De plus, pour Jérôme Guedj: "La première ligne de défense d'un pays, c'est la cohésion de son peuple. Et là, il y a une contradiction". Comme il le justifie, les Français "sont majoritairement pour" revenir sur cette réforme des retraites.
"Je préfère imaginer que c'est François Bayrou qui n'a pas pris la mesure de ce dans quoi il s'est engagé, j'ai confiance en les partenaires sociaux".
Une confiance qui peut être fragilisée, alors que Force Ouvrière a déjà claqué la porte des négociations dès la première réunion des partenaires sociaux sur l’évolution des retraites, ce 27 février. "Nous ne participerons pas cette mascarade où on veut nous faire dire qu’effectivement la seule solution c’est d’allonger la durée de travail pour les salariés dans ce pays", avait déclaré à la presse, Michel Beaugas, secrétaire confédéral au secteur de l’emploi et des retraites.
La CGT pourrait-elle être la prochaine, après les propos du Premier ministre? "Les partenaires sociaux sont bien plus responsables", répond le député.
"J'ai confiance en eux pour ne pas avoir une réaction épidermique. Et se dire qu’ils défendent l’intérêt des salariés et de l’ensemble des Français", ajoute-t-il.
Dans tous les cas, à l'issue de toutes ces négociations, le dernier mot doit être donné au Parlement: "Et ça, c’est l’épée de Damoclès sur François Bayrou". Il ajoute: "Il faut faciliter cette négociation pour qu'il y ait un texte qui arrive et qu’on trouve un point d’équilibre. J’ai accepté de faire un deal et c’est pas réglo si l’un des partenaires du deal donne l’impression de s’en exonérer."

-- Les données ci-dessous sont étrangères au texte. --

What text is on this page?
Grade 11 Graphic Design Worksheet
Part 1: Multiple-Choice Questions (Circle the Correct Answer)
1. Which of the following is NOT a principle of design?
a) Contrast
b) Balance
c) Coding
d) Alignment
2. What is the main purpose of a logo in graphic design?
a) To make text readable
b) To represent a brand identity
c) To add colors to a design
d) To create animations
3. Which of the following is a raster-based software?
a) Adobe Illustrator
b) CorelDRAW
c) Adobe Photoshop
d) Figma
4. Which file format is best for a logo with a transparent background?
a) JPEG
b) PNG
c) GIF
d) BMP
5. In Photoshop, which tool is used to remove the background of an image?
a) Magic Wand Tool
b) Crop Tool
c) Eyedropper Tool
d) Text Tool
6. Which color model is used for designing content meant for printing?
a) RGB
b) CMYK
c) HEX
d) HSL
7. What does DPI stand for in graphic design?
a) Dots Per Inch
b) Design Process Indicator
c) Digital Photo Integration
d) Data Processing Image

Faire un choix avec l'effort de défense
Pour François Bayrou, l'une des raisons justifiant ce refus catégorique de l'âge de départ à la retraite à 62 ans est qu'il ne croit pas que "la question paramétrique, c’est-à-dire la question de dire “voilà l’âge pour tout le monde”, soit la seule piste".
Mais ce qui pèse aussi, c'est l’accession de Donald Trump au pouvoir aux Etats-Unis, remettant en question le débat autour de l’"effort de défense" qu’il faudrait produire pour assurer la sécurité européenne et nationale. Il serait alors compliqué de continuer cet effort de guerre tout en ayant des avantages sociaux importants. Mais pour Jérôme Guedj, "on est sur un mouvement au temps long". Cet effort de défense n'aura pas de conséquences économiques immédiates.
"Le général De Gaulle disait en 1942: ‘la sécurité nationale et la sécurité sociale sont pour nous des buts’. Il ne faut surtout pas opposer l’un à l’autre parce que notre modèle social, c’est la garantie de cette cohésion. L'effort de défense n'est pas la même temporalité que la question du modèle social".
Il soulève une autre question: "A ce moment-là, pourquoi ne pas mettre à contribution les plus hauts revenus, les plus hauts patrimoines, ceux qui ont profité de la crise sanitaire, énergétique et inflationniste?"
Avant de conclure: "Ils ont balayé d'un revers de la main une autre solution : le patriotisme fiscal, la justice fiscale. La cohésion nationale passe par la cohésion sociale".